Lo gnosticismo è una corrente filosofica “spiritualeggiante” e vagamente misterico-esoterica. Sostanzialmente gli gnostici – di cui i “nicolaiti” citati nel libro dell’Apocalisse (2,6.15) erano una rappresentanza – affermavano che per avere la salvezza non basta quella che noi oggi chiamiamo la “rivelazione pubblica” e l’entrare in contatto con la Chiesa e i suoi Sacramenti. Occorrerebbero una serie di rivelazioni “superiori” segrete e nascoste ai più (e conosciute solo da una élite di eletti) per mezzo delle quali (e solo per mezzo di esse) si raggiungerebbe la salvezza. Corollario di questa astrusa dottrina è che una volta raggiunta “l’illuminazione spirituale” (da qui il termine “gnosticismo”, che deriva da “gnosi” che significa “conoscenza”) si diventerebbe liberi e svincolati da tutto ciò che è “materia e carne”, per cui si potrebbero anche commettere tutte le impurità di questo mondo che ciò non intaccherebbe minimamente la salvezza dell’anima. La radice luciferina di questo inganno (che forse a noi contemporanei sembra puerile) è evidente. Forse meno lampante è la sua opposizione al mistero di Cristo Verbo incarnato. Essa è da ritrovare nell’enfasi eccessiva data allo “spirito” con conseguente minimizzazione dell’aspetto della materia. In base ad essa, Cristo veniva concepito come una sorta di demiurgo spiritualizzato e non come vera “carne”. I Padri della Chiesa, reagendo vigorosamente contro tale eresia, formularono assai presto l’adagio “caro cardo salutis” (“la carne è il cardine della salvezza”), evidenziando come proprio la vera carne, simile in tutto “a quella del peccato”, assunta dal Verbo, è condizione imprescindibile e indispensabile perché possiamo ritenere compiuta e realizzata la salvezza di tutto l’uomo, che non è solo anima, ma anima e corpo, che col corpo ha peccato e col corpo dovrà essere salvato, che nel corpo ha vissuto e nel corpo risorgerà nell’ultimo giorno.

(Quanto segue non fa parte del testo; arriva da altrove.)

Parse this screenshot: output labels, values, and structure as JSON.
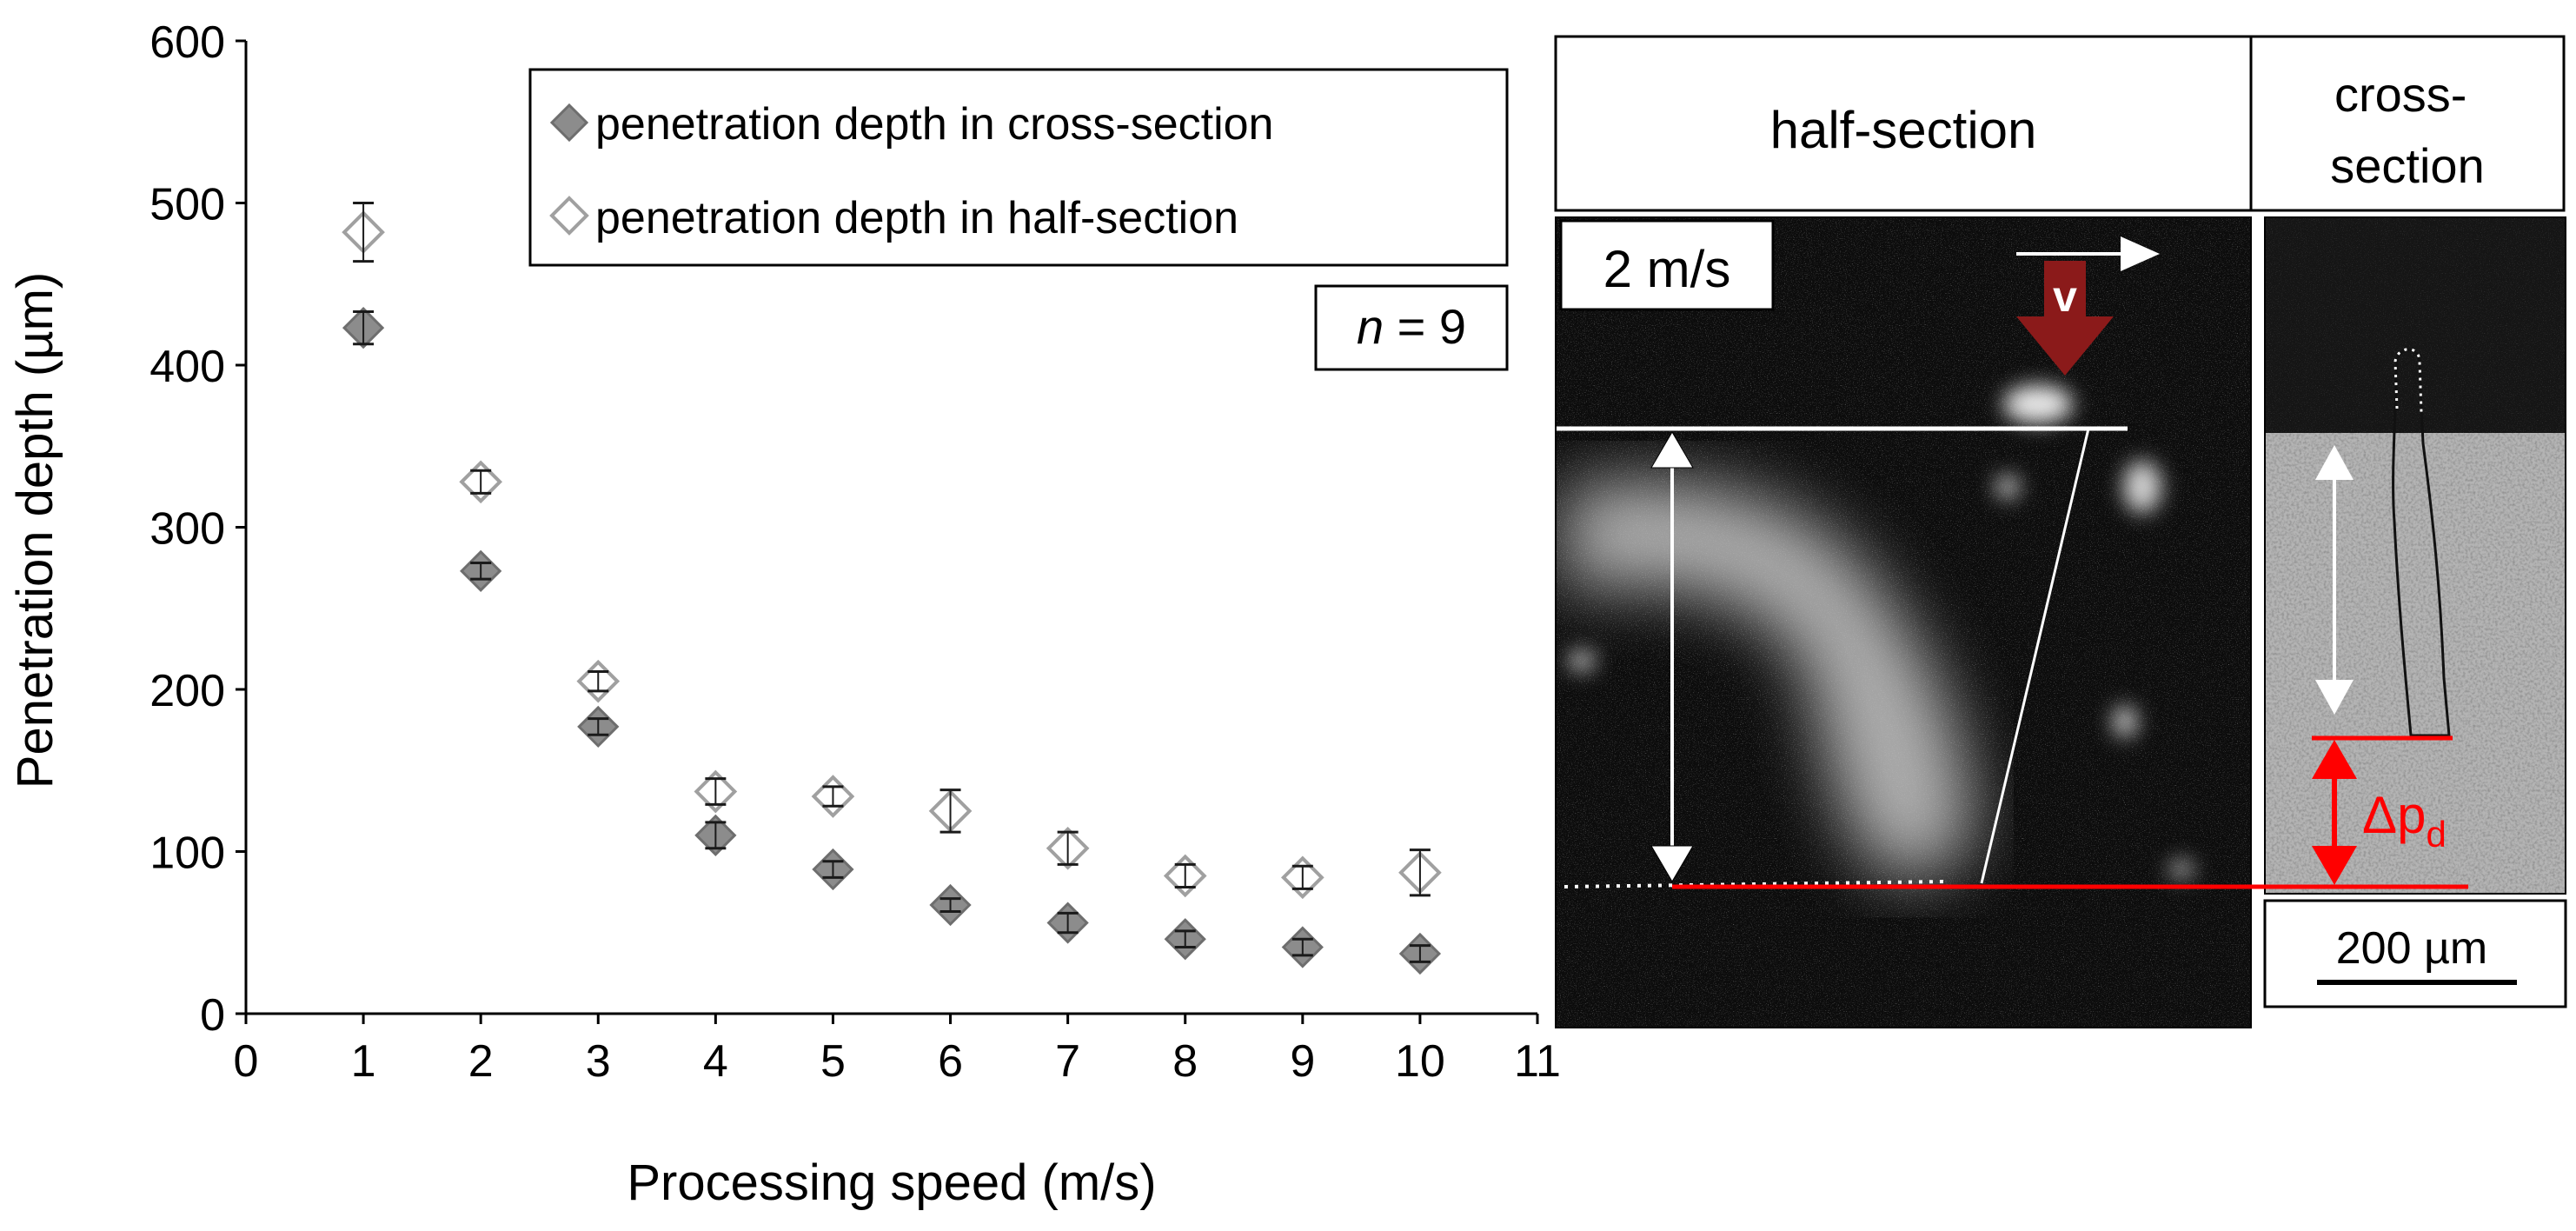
{
  "chart_data": {
    "type": "scatter",
    "title": "",
    "xlabel": "Processing speed (m/s)",
    "ylabel": "Penetration depth (µm)",
    "xlim": [
      0,
      11
    ],
    "ylim": [
      0,
      600
    ],
    "xticks": [
      0,
      1,
      2,
      3,
      4,
      5,
      6,
      7,
      8,
      9,
      10,
      11
    ],
    "yticks": [
      0,
      100,
      200,
      300,
      400,
      500,
      600
    ],
    "grid": false,
    "legend_position": "top-right",
    "annotation": {
      "italic": "n",
      "rest": " = 9"
    },
    "series": [
      {
        "name": "penetration depth in cross-section",
        "marker": "diamond-filled",
        "color": "#8c8c8c",
        "x": [
          1,
          2,
          3,
          4,
          5,
          6,
          7,
          8,
          9,
          10
        ],
        "y": [
          423,
          273,
          177,
          110,
          89,
          67,
          56,
          46,
          41,
          37
        ],
        "err": [
          10,
          5,
          5,
          8,
          5,
          4,
          6,
          5,
          5,
          5
        ]
      },
      {
        "name": "penetration depth in half-section",
        "marker": "diamond-open",
        "color": "#a0a0a0",
        "x": [
          1,
          2,
          3,
          4,
          5,
          6,
          7,
          8,
          9,
          10
        ],
        "y": [
          482,
          328,
          205,
          137,
          134,
          125,
          102,
          85,
          84,
          87
        ],
        "err": [
          18,
          7,
          6,
          8,
          6,
          13,
          10,
          7,
          7,
          14
        ]
      }
    ]
  },
  "micrograph": {
    "half_label": "half-section",
    "cross_label": "cross-section",
    "speed_label": "2 m/s",
    "velocity_label": "v",
    "delta_symbol": "Δp",
    "delta_subscript": "d",
    "scale_label": "200 µm",
    "arrow_color": "#8b1a1a",
    "line_color": "#ff0000"
  }
}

L’altro “flagello” dei primissimi tempi della vita della Chiesa fu il docetismo. Nato anch’esso, come l’eresia precedente, in ambienti platonici (dei quali è nota la tendenza ad enfatizzare lo spirito sulla materia e, nei casi più estremi, a ritenere la materia in se stessa cattiva e portatrice di male), affermava che sarebbe stato impossibile perché troppo umiliante per il Verbo assumere un corpo fatto di vera materia, per cui le sue sembianze umane erano solo apparenti (da qui il termine “docetismo”, dal greco “dokeo”, che significa “sembrare, apparire”) e non reali come le nostre. Una variante di questa eresia era quella che, pur concedendo che la carne di Gesù fosse vera e come la nostra, riteneva che per la divinità sarebbe stato inconcepibile e impossibile sottomettersi al supplizio della croce, per cui essa avrebbe “abbandonato” Gesù alla vigilia della Passione per poi “tornare” alla Risurrezione. Come vedremo, se tale cosa fosse vera, non si potrebbe parlare di vera Incarnazione e la carne di Gesù, pur essendo reale, non apparterrebbe realmente al Figlio di Dio. Ci basti per ora aver evidenziato queste prime devianze dottrinali, che diventeranno sempre più evidenti nella loro perniciosità mano a mano che procederemo nell’esposizione.